Testosterone is an important hormone produced by the body. It is mostly produced by the testicles. It is responsible for a variety of crucial functions in a man’s body, including building muscle, stimulating the production of sperm, sexual development, appearance, bone density, and more.
The production of this key hormone usually declines with age. The American Urological Association estimates that around 2 out of 10 men over age 60 have insufficient levels of testosterone, or Low T. When the age range increases to 70s and 80s, this number goes up to 3 out of 10.
Clinically, low T is categorized as less than 300 nanograms per deciliter 300 to 1000 ng/dL is considered the healthy, normal range. A serum testosterone test can be used to determine your exact level. After that, the doctor will give you a specific testosterone prescription to the kind of treatment that is right for your condition.
Inadequate low testosterone levels can cause an array of unwanted symptoms. Read on to learn the symptoms that may signal an issue in your hormone levels.
Changes in Mood
Testosterone plays a role in various physical processes in the body, including mental capacity and mood. Research indicates that low T levels put guys at increased risk of irritability, difficulty concentrating, and depression.
Decreased Sex Drive
Testosterone plays a significant role in determining libido, or sex drive, in men. It is natural for men to expire a decreased sex drive as they get older. However, males suffering from too little of this hormone will notice a more drastic decrease in their sexual desire.
Along with stimulating sexual desire, T also plays a role in getting and maintaining erections. While it takes more than this hormone to cause an erection, it does stimulate brain cells to make nitric oxide. This molecule triggers chemical reactions that are required to achieve an erection. If levels are inadequate, a man may struggle with achieving erections.
However, inadequate T isn’t necessarily the only cause of sexual difficulties. Other health problems may be to blame. These may include:
- Alcohol Use
- High Blood Pressure
- High Cholesterol
- Thyroid Problems
Decreased Semen Volume
This key hormone helps produce semen, the fluid that improves sperm mobility. Males with low T may notice decreased semen volume during ejaculation.
Along with the other body functions it is responsible for, testosterone also affects hair production. While balding is considered a natural part of getting older, males lacking enough T may notice an increased loss of facial or body hair.
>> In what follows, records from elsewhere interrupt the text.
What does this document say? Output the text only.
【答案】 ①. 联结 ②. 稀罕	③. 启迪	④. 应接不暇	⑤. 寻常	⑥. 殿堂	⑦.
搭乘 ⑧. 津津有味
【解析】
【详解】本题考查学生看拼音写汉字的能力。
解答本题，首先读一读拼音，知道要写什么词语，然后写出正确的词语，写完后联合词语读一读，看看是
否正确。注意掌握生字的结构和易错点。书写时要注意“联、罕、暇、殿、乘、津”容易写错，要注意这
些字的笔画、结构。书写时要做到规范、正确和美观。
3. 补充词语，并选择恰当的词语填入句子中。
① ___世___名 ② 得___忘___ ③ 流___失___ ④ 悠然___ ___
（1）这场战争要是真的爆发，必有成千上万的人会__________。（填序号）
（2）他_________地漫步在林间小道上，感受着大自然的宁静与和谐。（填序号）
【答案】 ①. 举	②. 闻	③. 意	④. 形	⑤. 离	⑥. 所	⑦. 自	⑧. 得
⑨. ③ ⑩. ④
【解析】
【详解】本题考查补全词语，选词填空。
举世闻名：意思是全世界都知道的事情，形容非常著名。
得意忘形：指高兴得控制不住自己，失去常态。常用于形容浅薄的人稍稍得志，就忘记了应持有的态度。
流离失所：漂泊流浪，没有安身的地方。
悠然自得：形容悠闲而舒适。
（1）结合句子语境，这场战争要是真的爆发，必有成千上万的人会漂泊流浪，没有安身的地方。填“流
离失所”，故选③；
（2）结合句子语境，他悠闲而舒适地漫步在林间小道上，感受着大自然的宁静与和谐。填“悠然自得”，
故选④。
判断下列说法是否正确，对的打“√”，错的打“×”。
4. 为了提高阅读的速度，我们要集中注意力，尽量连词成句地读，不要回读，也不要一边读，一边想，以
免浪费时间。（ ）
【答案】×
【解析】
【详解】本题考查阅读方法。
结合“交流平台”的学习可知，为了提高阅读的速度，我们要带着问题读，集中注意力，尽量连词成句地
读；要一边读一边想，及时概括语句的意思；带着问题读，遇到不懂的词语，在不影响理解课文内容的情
Without enough T, excessive fatigue and decreased energy levels are often reported. If you feel exhausted all the time even if you get enough sleep, it may be worth talking with your doctor about your hormones.
Decreased Muscle Mass
This critically important hormone also helps build muscle. Therefore, Low T levels in men may cause decreased muscle mass. While studies have shown lack of this hormone has an effect on muscle mass, it may not necessarily affect muscle function or strength.
Raised Body Fat Levels
An increase in body fat is another sign to watch for if you think you might be suffering from insufficient T levels. Body fat may even accumulate in the breast tissue and enlarge it, causing a condition known as gynecomastia. This is believed to be a result of an imbalance between estrogen and testosterone.
Decreased Bone Density
Decreased bone mass, known as osteoporosis, is something adults usually associate with women. However, insufficient T levels can also cause a loss of bone density. Testosterone assists in bone production and strength. This means low T levels may cause lower bone volume. Without adequate bone volume, the risk of bone fractures increases.
Unlike females, who know to expect a sudden drop in hormones around menopause, men T levels drop more gradually over time. The greater the age, the more likely a men will experience below-normal T levels.
If you are experiencing symptoms, your physician can conduct blood tests to determine your levels and decide if you need treatment. Treatment typically involves Testosterone Replacement Therapy (TRT).